HALK ZORLA GÖÇ ETTİRİLDİ
Talel Sülo 2 yıl boyunca üst düzey görev yaptığı terör örgütünde tüm kararların ABD tarafından görevlendirilen sömürge valisi tarafından alındığını belirtiyor. Talel Sülo, PKK adının kullanılmaması için kurulan tabela örgüt Suriye Demokratik Güçleri’nin ABD kanalı ile (SDG) terörle mücadele eden, özgürleştirici güç olarak lanse edilmeye çalışıldığını ancak aynı ABD’nin yüzlerce belde ve mülteci kamplarını bombalamakta tereddüt etmediğini söyledi.
PKK YERİNE SDG DENİLDİ
Anadolu Ajansı’na konuşan PKK-PYD eski sözcüsü Talel Sülo, ABD Özel Kuvvetler Komutanı Raymond Thomas’ın PKK ismiyle kurulacak ilişkinin risklerine binaen terör örgütüne tabela oyunu ile SDG isminin verildiğini itiraf etti. Talel Sülo, Yeni Şafak’ın 23 Şubat 2016’da manşetten duyurduğu tabela oyunu kapsamında PKK’ya verilen tüm silahlara meşruiyet kazandırılmak istendiğini belirtti. Sülo, “Pentagon SDG antetli kağıtlara sadece imza attırmakla yetindi, tüm silahlar doğrudan PKK’ya verildi” dedi.

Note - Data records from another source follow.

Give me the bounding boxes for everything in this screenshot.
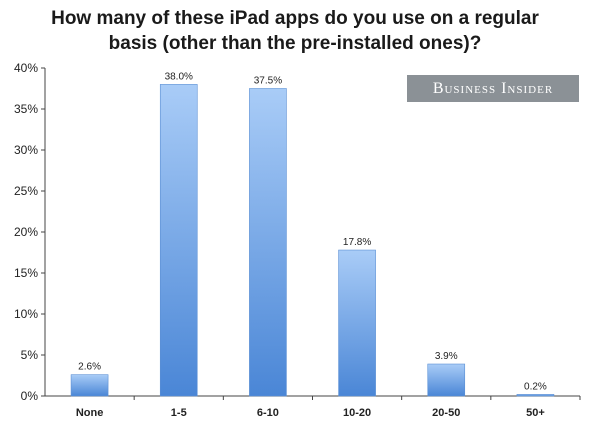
y-tick-label: 10% (14, 307, 38, 321)
x-tick-label-50+: 50+ (526, 407, 545, 419)
y-tick-label: 15% (14, 266, 38, 280)
data-label-50+: 0.2% (524, 381, 547, 392)
y-tick-label: 25% (14, 184, 38, 198)
y-tick-label: 20% (14, 225, 38, 239)
data-label-10-20: 17.8% (343, 237, 371, 248)
x-tick-label-20-50: 20-50 (432, 407, 460, 419)
bar-50+ (516, 394, 555, 397)
data-label-1-5: 38.0% (165, 71, 193, 82)
y-tick-label: 35% (14, 102, 38, 116)
x-tick-label-None: None (76, 407, 104, 419)
data-label-None: 2.6% (78, 362, 101, 373)
chart-bars (70, 84, 555, 397)
y-tick-label: 0% (21, 389, 39, 403)
x-tick-label-10-20: 10-20 (343, 407, 371, 419)
x-tick-label-1-5: 1-5 (171, 407, 187, 419)
data-label-6-10: 37.5% (254, 76, 282, 87)
x-tick-label-6-10: 6-10 (257, 407, 279, 419)
bar-6-10 (249, 88, 287, 397)
chart-axes: 0% 5% 10% 15% 20% 25% 30% 35% 40% (14, 61, 581, 403)
bar-1-5 (159, 84, 198, 397)
bar-None (70, 374, 109, 397)
chart-title-line-1: How many of these iPad apps do you use o… (51, 8, 539, 29)
bar-20-50 (427, 363, 466, 397)
chart-title-line-2: basis (other than the pre-installed ones… (108, 33, 482, 54)
bar-10-20 (338, 249, 376, 397)
chart-title: How many of these iPad apps do you use o… (0, 6, 590, 56)
chart-labels: 2.6% None 38.0% 1-5 37.5% 6-10 17.8% 10-20 3.9% 2… (76, 71, 547, 419)
y-tick-label: 40% (14, 61, 38, 75)
data-label-20-50: 3.9% (435, 351, 458, 362)
brand-logo: Business Insider (407, 75, 579, 102)
y-tick-label: 30% (14, 143, 38, 157)
y-tick-label: 5% (21, 348, 39, 362)
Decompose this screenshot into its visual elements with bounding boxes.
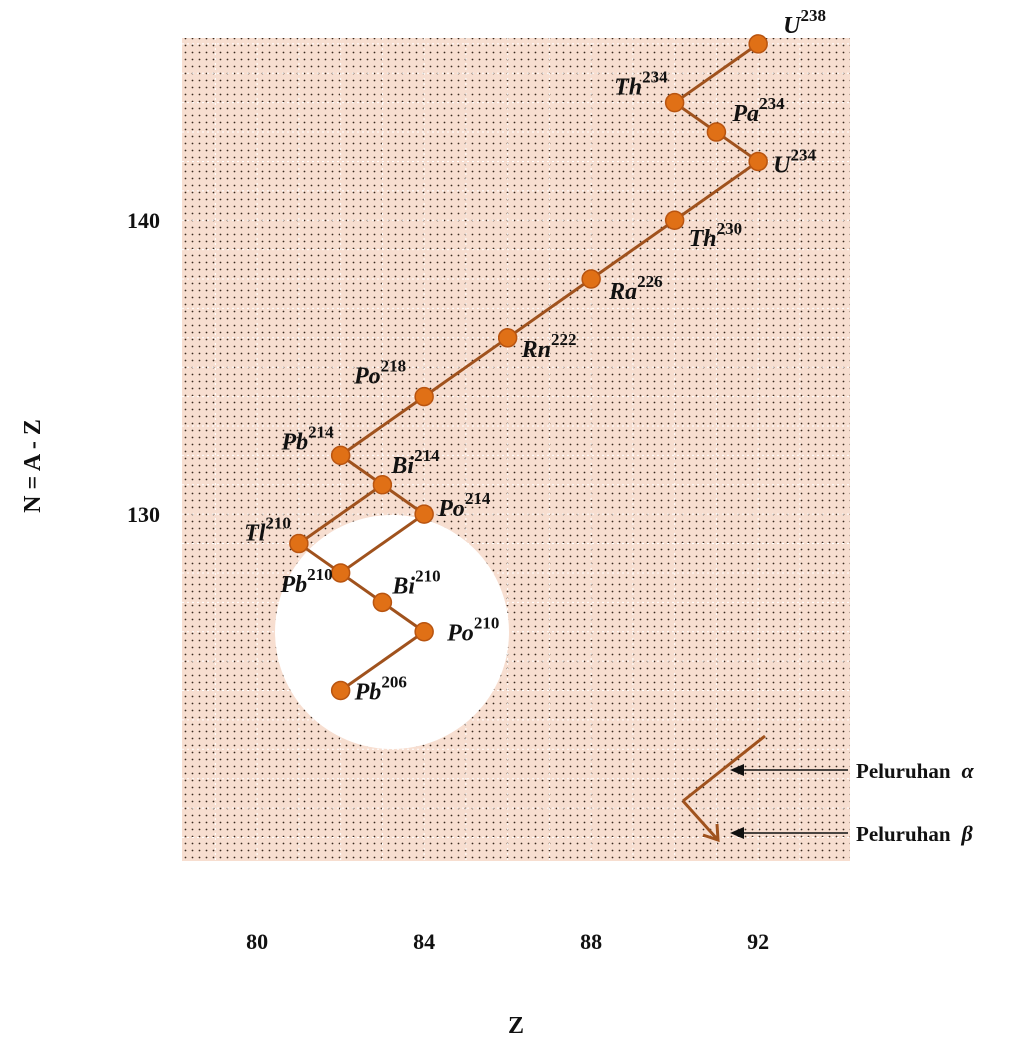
x-tick-label: 84 (413, 929, 435, 954)
nuclide-symbol: Th (689, 226, 717, 252)
legend-alpha-decay-arrow (682, 734, 766, 803)
nuclide-labels: U238Th234Pa234U234Th230Ra226Rn222Po218Pb… (244, 6, 826, 706)
nuclide-mass: 226 (637, 272, 663, 291)
legend-alpha-label: Peluruhan (856, 759, 951, 783)
nuclide-label-ra226: Ra226 (608, 272, 663, 305)
legend-beta-arrowhead (702, 823, 720, 843)
nuclide-point-bi210 (372, 592, 393, 613)
legend-alpha-symbol: α (962, 758, 975, 783)
nuclide-point-bi214 (372, 475, 393, 495)
nuclide-symbol: Po (353, 364, 381, 390)
nuclide-label-pb214: Pb214 (280, 422, 334, 455)
nuclide-label-pb206: Pb206 (354, 673, 407, 706)
y-tick-label: 130 (127, 502, 160, 527)
legend-alpha-entry: Peluruhan α (856, 758, 975, 783)
decay-line-u234-th230 (673, 159, 760, 222)
legend-beta-symbol: β (961, 821, 974, 846)
nuclide-mass: 210 (265, 514, 291, 533)
nuclide-symbol: Bi (390, 453, 414, 479)
nuclide-symbol: Pb (279, 572, 307, 598)
nuclide-mass: 214 (308, 422, 334, 441)
x-axis-label: Z (508, 1013, 524, 1039)
nuclide-point-pa234 (706, 122, 727, 142)
nuclide-label-po218: Po218 (353, 357, 406, 390)
nuclide-label-u238: U238 (783, 6, 826, 39)
nuclide-point-pb210 (330, 563, 351, 583)
decay-line-ra226-rn222 (506, 277, 593, 340)
nuclide-label-bi214: Bi214 (390, 446, 440, 479)
nuclide-mass: 214 (465, 489, 491, 508)
y-axis-label: N = A - Z (20, 419, 46, 513)
decay-line-u238-th234 (673, 42, 760, 105)
nuclide-mass: 206 (381, 673, 407, 692)
nuclide-mass: 210 (415, 566, 441, 585)
decay-line-rn222-po218 (422, 336, 510, 399)
nuclide-mass: 214 (414, 446, 440, 465)
nuclide-symbol: Pb (354, 680, 382, 706)
legend-beta-label: Peluruhan (856, 822, 951, 846)
decay-line-po214-pb210 (339, 512, 426, 575)
x-tick-label: 92 (747, 929, 769, 954)
decay-line-po218-pb214 (339, 395, 426, 457)
nuclide-point-po210 (414, 621, 434, 642)
nuclide-symbol: Tl (244, 521, 266, 547)
x-tick-label: 88 (580, 929, 602, 954)
nuclide-label-th230: Th230 (689, 219, 743, 252)
nuclide-label-pb210: Pb210 (279, 565, 332, 598)
nuclide-label-po210: Po210 (446, 614, 499, 647)
nuclide-point-u234 (748, 151, 768, 172)
nuclide-symbol: Pb (280, 429, 308, 455)
nuclide-label-rn222: Rn222 (521, 330, 577, 363)
nuclide-label-po214: Po214 (437, 489, 491, 522)
nuclide-symbol: Ra (608, 279, 637, 305)
legend-beta-decay-arrow (681, 799, 720, 842)
nuclide-symbol: U (783, 13, 802, 39)
nuclide-mass: 210 (474, 614, 500, 633)
nuclide-symbol: Po (437, 496, 465, 522)
nuclide-mass: 234 (790, 145, 816, 164)
nuclide-point-tl210 (289, 533, 309, 554)
nuclide-point-po218 (414, 386, 434, 407)
nuclide-mass: 234 (642, 68, 668, 87)
nuclide-label-tl210: Tl210 (244, 514, 291, 547)
x-tick-label: 80 (246, 929, 268, 954)
nuclide-label-pa234: Pa234 (731, 94, 785, 127)
nuclide-point-th230 (664, 210, 685, 230)
nuclide-label-u234: U234 (773, 145, 816, 178)
legend-beta-pointer-head (730, 827, 744, 839)
nuclide-symbol: U (773, 152, 792, 178)
nuclide-symbol: Pa (731, 101, 759, 127)
legend-alpha-pointer-head (730, 764, 744, 776)
legend-beta-entry: Peluruhan β (856, 821, 974, 846)
nuclide-mass: 234 (759, 94, 785, 113)
nuclide-label-bi210: Bi210 (391, 566, 440, 599)
nuclide-symbol: Th (614, 75, 642, 101)
nuclide-mass: 218 (381, 357, 407, 376)
nuclide-mass: 222 (551, 330, 577, 349)
legend: Peluruhan α Peluruhan β (681, 734, 975, 846)
nuclide-point-u238 (748, 34, 768, 54)
nuclide-point-th234 (664, 92, 685, 113)
nuclide-point-ra226 (581, 269, 601, 289)
nuclide-point-po214 (414, 504, 434, 524)
nuclide-symbol: Rn (521, 337, 551, 363)
decay-line-th230-ra226 (589, 218, 677, 281)
axis-ticks: 80 84 88 92 130 140 (127, 208, 769, 954)
y-tick-label: 140 (127, 208, 160, 233)
nuclide-point-rn222 (497, 328, 518, 348)
nuclide-point-pb214 (330, 445, 351, 466)
nuclide-symbol: Bi (391, 573, 415, 599)
nuclide-mass: 238 (800, 6, 826, 25)
nuclide-mass: 210 (307, 565, 333, 584)
nuclide-point-pb206 (330, 680, 351, 701)
nuclide-label-th234: Th234 (614, 68, 668, 101)
nuclide-points (289, 34, 768, 701)
nuclide-mass: 230 (717, 219, 743, 238)
decay-line-po210-pb206 (339, 630, 426, 693)
decay-line-bi214-tl210 (297, 483, 384, 546)
decay-lines (297, 42, 760, 693)
nuclide-symbol: Po (446, 621, 474, 647)
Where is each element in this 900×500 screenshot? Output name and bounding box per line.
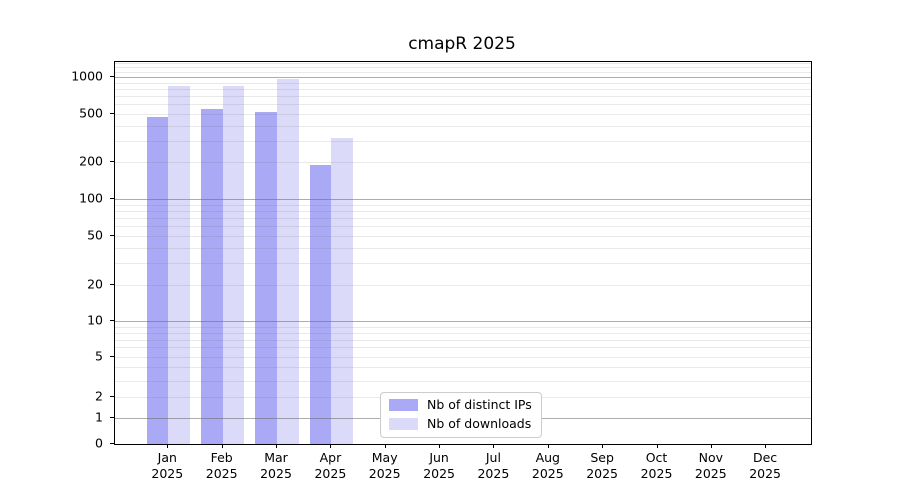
x-tick-label: Jan 2025 [135, 450, 199, 482]
x-tick-mark [765, 444, 767, 448]
x-tick-year: 2025 [260, 466, 292, 481]
x-tick-year: 2025 [531, 466, 564, 481]
x-tick-mark [221, 444, 223, 448]
x-axis: Jan 2025 Feb 2025 Mar 2025 Apr 2025 May 2025 Jun 20… [114, 444, 810, 496]
bar-distinct-ips-mar [255, 111, 277, 444]
y-tick-mark [110, 417, 114, 419]
plot-area: Nb of distinct IPs Nb of downloads [114, 61, 812, 445]
bar-downloads-mar [277, 79, 299, 444]
legend-label-distinct-ips: Nb of distinct IPs [427, 397, 532, 412]
x-tick-mark [384, 444, 386, 448]
x-tick-month: Jul [485, 450, 501, 465]
x-tick-label: Apr 2025 [298, 450, 362, 482]
x-tick-mark [493, 444, 495, 448]
x-tick-label: Oct 2025 [625, 450, 689, 482]
x-tick-mark [276, 444, 277, 448]
y-tick-label: 10 [87, 312, 103, 328]
y-tick-label: 0 [95, 435, 103, 451]
x-tick-mark [167, 444, 169, 448]
x-tick-label: Jul 2025 [461, 450, 525, 482]
x-tick-year: 2025 [640, 466, 673, 481]
x-tick-month: May [371, 450, 398, 465]
y-tick-label: 50 [87, 227, 103, 243]
bar-downloads-jan [168, 86, 191, 444]
x-tick-year: 2025 [749, 466, 781, 481]
x-tick-year: 2025 [151, 466, 184, 481]
x-tick-label: Nov 2025 [679, 450, 743, 482]
y-tick-mark [110, 283, 114, 285]
bar-distinct-ips-apr [309, 165, 332, 444]
y-tick-label: 200 [79, 153, 103, 169]
bar-downloads-apr [331, 138, 354, 444]
bar-downloads-feb [222, 86, 245, 444]
legend-swatch-downloads [389, 418, 418, 430]
x-tick-label: Sep 2025 [570, 450, 634, 482]
legend-item-downloads: Nb of downloads [389, 417, 532, 431]
y-tick-label: 1000 [71, 68, 103, 84]
bar-distinct-ips-jan [146, 117, 169, 444]
y-tick-label: 2 [95, 388, 103, 404]
y-tick-mark [110, 396, 114, 398]
x-tick-year: 2025 [586, 466, 618, 481]
x-tick-label: Feb 2025 [190, 450, 254, 482]
x-tick-month: Nov [698, 450, 723, 465]
bars-layer [115, 62, 811, 444]
x-tick-label: May 2025 [353, 450, 417, 482]
y-tick-label: 20 [87, 276, 103, 292]
y-tick-label: 500 [79, 105, 103, 121]
x-tick-year: 2025 [423, 466, 455, 481]
x-tick-month: Apr [319, 450, 342, 465]
x-tick-label: Dec 2025 [733, 450, 797, 482]
x-tick-month: Oct [645, 450, 668, 465]
y-tick-label: 1 [95, 409, 103, 425]
x-tick-year: 2025 [314, 466, 347, 481]
bar-distinct-ips-feb [200, 108, 223, 444]
x-tick-month: Sep [590, 450, 614, 465]
y-tick-mark [110, 443, 114, 444]
y-tick-mark [110, 161, 114, 163]
x-tick-month: Aug [535, 450, 560, 465]
y-tick-label: 5 [95, 348, 103, 363]
y-tick-label: 100 [79, 190, 103, 206]
x-tick-year: 2025 [368, 466, 401, 481]
x-tick-label: Mar 2025 [244, 450, 308, 482]
y-tick-mark [110, 320, 114, 322]
x-tick-month: Jun [429, 450, 449, 465]
x-tick-label: Jun 2025 [407, 450, 471, 482]
y-axis: 0 1 2 5 10 20 50 100 200 500 1000 [0, 61, 114, 451]
y-tick-mark [110, 75, 114, 77]
y-tick-mark [110, 198, 114, 200]
x-tick-month: Feb [210, 450, 233, 465]
legend-item-distinct-ips: Nb of distinct IPs [389, 398, 532, 412]
x-tick-mark [656, 444, 658, 448]
y-tick-mark [110, 355, 114, 357]
x-tick-mark [439, 444, 441, 448]
x-tick-label: Aug 2025 [516, 450, 580, 482]
x-tick-mark [710, 444, 712, 448]
x-tick-mark [547, 444, 549, 448]
x-tick-month: Jan [157, 450, 177, 465]
x-tick-year: 2025 [477, 466, 510, 481]
chart-title: cmapR 2025 [408, 34, 516, 54]
legend-label-downloads: Nb of downloads [427, 416, 532, 431]
x-tick-mark [602, 444, 604, 448]
y-tick-mark [110, 112, 114, 114]
x-tick-year: 2025 [205, 466, 238, 481]
x-tick-month: Dec [752, 450, 778, 465]
legend: Nb of distinct IPs Nb of downloads [380, 392, 542, 438]
legend-swatch-distinct-ips [389, 399, 418, 411]
x-tick-year: 2025 [694, 466, 727, 481]
y-tick-mark [110, 235, 114, 237]
x-tick-month: Mar [264, 450, 288, 465]
x-tick-mark [330, 444, 332, 448]
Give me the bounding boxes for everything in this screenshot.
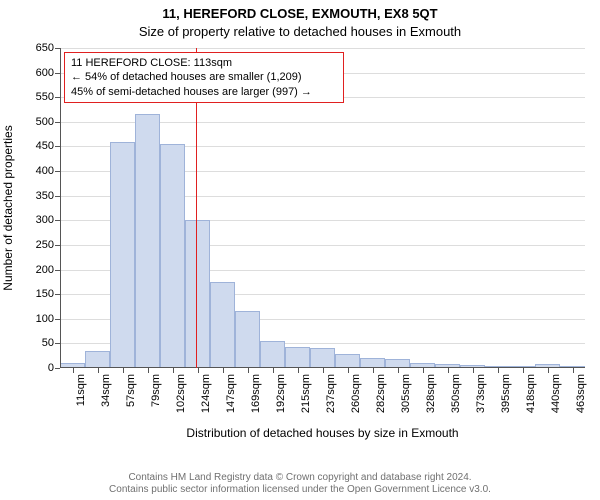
xtick-label: 192sqm (273, 374, 287, 413)
gridline (60, 48, 585, 49)
xtick-label: 79sqm (148, 374, 162, 407)
xtick-mark (498, 368, 499, 373)
xtick-label: 305sqm (398, 374, 412, 413)
xtick-mark (73, 368, 74, 373)
chart-container: 11, HEREFORD CLOSE, EXMOUTH, EX8 5QT Siz… (0, 0, 600, 500)
xtick-mark (323, 368, 324, 373)
footer-line: Contains public sector information licen… (0, 484, 600, 496)
ytick-label: 550 (36, 91, 60, 103)
ytick-label: 650 (36, 42, 60, 54)
xtick-label: 215sqm (298, 374, 312, 413)
ytick-label: 200 (36, 264, 60, 276)
xtick-mark (173, 368, 174, 373)
xtick-mark (123, 368, 124, 373)
xtick-mark (448, 368, 449, 373)
footer-line: Contains HM Land Registry data © Crown c… (0, 472, 600, 484)
xtick-label: 373sqm (473, 374, 487, 413)
ytick-label: 500 (36, 116, 60, 128)
y-axis-line (60, 48, 61, 368)
xtick-mark (348, 368, 349, 373)
histogram-bar (85, 351, 110, 368)
xtick-mark (273, 368, 274, 373)
xtick-mark (548, 368, 549, 373)
xtick-label: 328sqm (423, 374, 437, 413)
xtick-label: 11sqm (73, 374, 87, 406)
xtick-label: 147sqm (223, 374, 237, 413)
xtick-mark (298, 368, 299, 373)
xtick-label: 169sqm (248, 374, 262, 413)
footer-attribution: Contains HM Land Registry data © Crown c… (0, 472, 600, 496)
annotation-line: ← 54% of detached houses are smaller (1,… (71, 70, 337, 84)
xtick-mark (148, 368, 149, 373)
histogram-bar (285, 347, 310, 368)
xtick-label: 260sqm (348, 374, 362, 413)
xtick-mark (223, 368, 224, 373)
ytick-label: 350 (36, 190, 60, 202)
histogram-bar (160, 144, 185, 368)
xtick-mark (248, 368, 249, 373)
ytick-label: 300 (36, 214, 60, 226)
xtick-mark (473, 368, 474, 373)
xtick-mark (398, 368, 399, 373)
xtick-label: 282sqm (373, 374, 387, 413)
ytick-label: 250 (36, 239, 60, 251)
xtick-label: 350sqm (448, 374, 462, 413)
xtick-label: 124sqm (198, 374, 212, 413)
xtick-mark (198, 368, 199, 373)
xtick-label: 395sqm (498, 374, 512, 413)
xtick-label: 57sqm (123, 374, 137, 407)
x-axis-label: Distribution of detached houses by size … (60, 426, 585, 440)
chart-title-desc: Size of property relative to detached ho… (0, 22, 600, 40)
xtick-label: 463sqm (573, 374, 587, 413)
y-axis-label: Number of detached properties (1, 125, 15, 290)
ytick-label: 600 (36, 67, 60, 79)
xtick-label: 440sqm (548, 374, 562, 413)
xtick-label: 34sqm (98, 374, 112, 407)
xtick-label: 237sqm (323, 374, 337, 413)
histogram-bar (260, 341, 285, 368)
ytick-label: 100 (36, 313, 60, 325)
histogram-bar (335, 354, 360, 368)
histogram-bar (135, 114, 160, 368)
histogram-bar (110, 142, 135, 368)
x-axis-line (60, 367, 585, 368)
xtick-mark (423, 368, 424, 373)
xtick-mark (573, 368, 574, 373)
xtick-mark (373, 368, 374, 373)
histogram-bar (235, 311, 260, 368)
annotation-box: 11 HEREFORD CLOSE: 113sqm ← 54% of detac… (64, 52, 344, 103)
ytick-label: 0 (48, 362, 60, 374)
annotation-line: 45% of semi-detached houses are larger (… (71, 85, 337, 99)
xtick-mark (98, 368, 99, 373)
ytick-label: 50 (42, 337, 60, 349)
histogram-bar (185, 220, 210, 368)
chart-title-address: 11, HEREFORD CLOSE, EXMOUTH, EX8 5QT (0, 0, 600, 22)
histogram-bar (310, 348, 335, 368)
xtick-label: 102sqm (173, 374, 187, 413)
ytick-label: 450 (36, 140, 60, 152)
xtick-label: 418sqm (523, 374, 537, 413)
xtick-mark (523, 368, 524, 373)
ytick-label: 400 (36, 165, 60, 177)
annotation-line: 11 HEREFORD CLOSE: 113sqm (71, 56, 337, 70)
histogram-bar (210, 282, 235, 368)
ytick-label: 150 (36, 288, 60, 300)
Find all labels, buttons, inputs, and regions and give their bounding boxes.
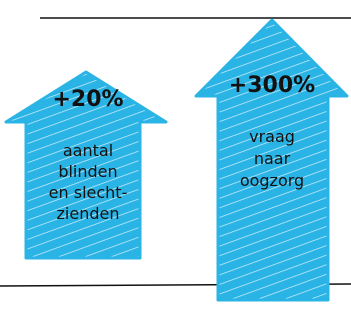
- description-line: naar: [254, 149, 291, 168]
- description-line: blinden: [58, 162, 117, 181]
- description-line: zienden: [57, 204, 120, 223]
- value-label: +20%: [52, 87, 123, 112]
- value-label: +300%: [229, 73, 315, 98]
- description-line: en slecht-: [49, 183, 128, 202]
- infographic: +20% aantal blinden en slecht-zienden +300% v…: [0, 0, 351, 309]
- description-line: aantal: [63, 141, 113, 160]
- description-line: vraag: [249, 127, 295, 146]
- page: +20% aantal blinden en slecht-zienden +300% v…: [0, 0, 351, 309]
- description-line: oogzorg: [240, 171, 304, 190]
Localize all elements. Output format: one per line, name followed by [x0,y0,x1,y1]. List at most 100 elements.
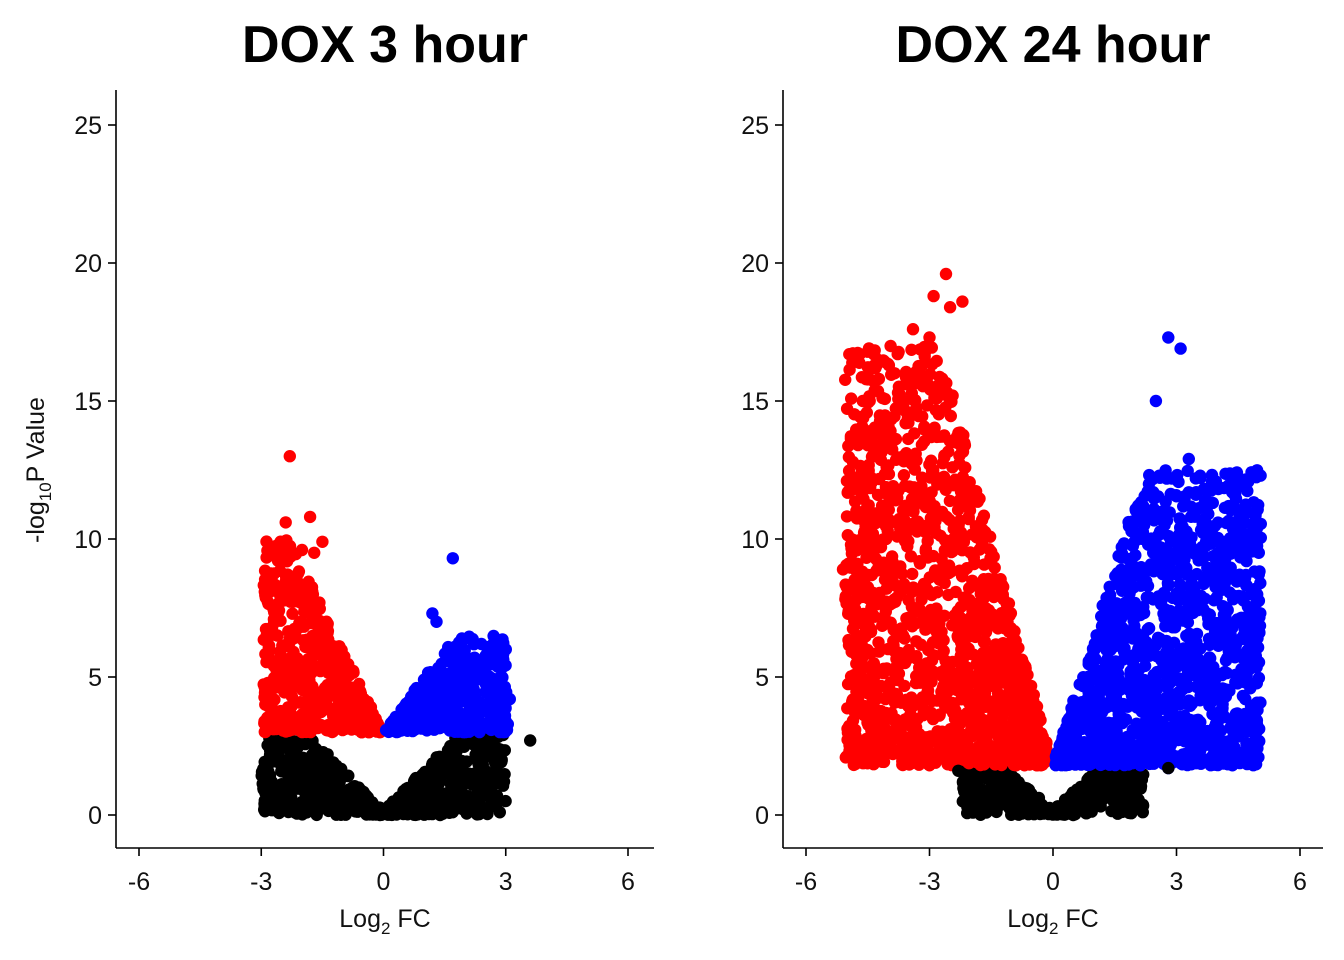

Suriye’nin kuzeyinde yaşanan tüm işgallerden önce kurulan kukla meclislerin ilanından işgal sonrası yapılan açıklamalara kadar tüm kararların Brett Mcgurk ve Kandil arasında yapılan görüşmelerle alındığına vurgu yapan Talel Sülo, “ABD bizden sadece bir tiyatronun parçası olmamızı istiyordu” diye konuştu.
ABD MUHATABINI TANIYOR
Pentagon tarafından müttefik ilan edilen PKK’nın sahada 50 bin kişilik güce ulaştığı bilgisini veren PYD eski sözcüsü Sülo, ABD’nin doğrudan muhatabı olan Bahoz Erdal, Şahin Cilo, Nureddin Sofi, Polat Can, İsmil Direk, Mahmud Berhudan, Halil Tefdem ve Cemil Mazlum gibi isimlerin, Suriye ile hiç bir ilişkisi olmayan ve tamamı Kandil’den gönderilen kişiler olduğunu, ABD’nin muhatabını çok iyi tanıdığını vurguladı.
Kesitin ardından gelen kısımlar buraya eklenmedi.